I grab my charcoal topcoat from the floor, throwing it over my uninjured shoulder, completely indifferent to the cold.
I grab the spare Glock from the nightstand, checking the magazine.
"Come here," I command.
She runs to my side. I wrap my right arm securely around her waist, pulling her tightly against my hip. I lead her out of the master suite, stepping over the fresh, bloody corpse of my brother on the landing without a single downward glance.
We reach the narrow, concealed servants' staircase that leads directly to the roof access hatch.
Suddenly, the heavy, metallic crash of the front doors being violently breached echoes up from the ground floor.
"Clear the foyer! Move! Move!" a harsh, tactical voice barks below.
It isn't Dante’s men. It is the unmistakable, highly coordinated shout of a federal SWAT team. Arthur Vance’s dead man's switch has finally brought the full, catastrophic weight of the United States government to my doorstep.
Sybil’s breath hitches, her fingers digging brutally into my side.
"Keep moving," I growl, pushing her up the narrow wooden steps.
I follow closely behind her, my gun aimed down the stairwell, completely ready to put a bullet through the skull of the first federal agent who rounds the corner. But the narrow servants' passage is hidden behind a false wall on the second floor; it will take them at least three minutes to find it.
Three minutes is an eternity.
Sybil reaches the heavy iron hatch at the top of the stairs. She pushes against it, but the rusted hinges refuse to give way.

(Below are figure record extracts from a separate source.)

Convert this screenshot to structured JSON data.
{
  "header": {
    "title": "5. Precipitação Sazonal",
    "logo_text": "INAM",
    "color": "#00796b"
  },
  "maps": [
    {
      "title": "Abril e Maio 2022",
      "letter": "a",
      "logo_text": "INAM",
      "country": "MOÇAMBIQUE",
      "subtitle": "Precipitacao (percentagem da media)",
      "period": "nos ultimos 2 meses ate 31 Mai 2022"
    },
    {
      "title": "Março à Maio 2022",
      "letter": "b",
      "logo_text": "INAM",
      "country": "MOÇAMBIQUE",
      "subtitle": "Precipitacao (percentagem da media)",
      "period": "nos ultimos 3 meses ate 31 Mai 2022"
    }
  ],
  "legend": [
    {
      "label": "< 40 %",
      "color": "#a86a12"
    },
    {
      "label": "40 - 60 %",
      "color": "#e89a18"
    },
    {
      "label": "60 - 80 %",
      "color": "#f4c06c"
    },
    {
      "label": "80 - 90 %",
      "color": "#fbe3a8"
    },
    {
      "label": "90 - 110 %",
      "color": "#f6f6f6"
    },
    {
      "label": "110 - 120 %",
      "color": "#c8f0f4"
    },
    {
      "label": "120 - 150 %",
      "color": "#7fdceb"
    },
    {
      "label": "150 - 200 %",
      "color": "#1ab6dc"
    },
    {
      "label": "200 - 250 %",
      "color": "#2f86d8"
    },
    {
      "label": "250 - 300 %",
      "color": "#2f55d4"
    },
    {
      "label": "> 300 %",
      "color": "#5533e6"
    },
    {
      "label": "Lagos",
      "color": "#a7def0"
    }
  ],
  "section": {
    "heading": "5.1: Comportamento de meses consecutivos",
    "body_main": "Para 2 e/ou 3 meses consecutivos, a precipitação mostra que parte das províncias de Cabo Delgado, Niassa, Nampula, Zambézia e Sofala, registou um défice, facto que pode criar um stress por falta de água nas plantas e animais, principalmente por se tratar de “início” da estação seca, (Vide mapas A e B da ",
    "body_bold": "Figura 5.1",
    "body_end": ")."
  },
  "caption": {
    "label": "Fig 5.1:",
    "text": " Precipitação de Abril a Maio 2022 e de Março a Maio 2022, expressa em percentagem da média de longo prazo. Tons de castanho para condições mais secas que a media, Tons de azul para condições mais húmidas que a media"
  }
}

"Thayer, it's stuck!" she cries over the deafening roar of the helicopter blades directly above us.
I step up behind her. I wedge my uninjured right shoulder against the iron plate. I grit my teeth, a feral snarl tearing from my throat as I throw the entire weight of my massive frame upward.
The rust shatters with a loud crack. The hatch flies open, completely torn from its frame.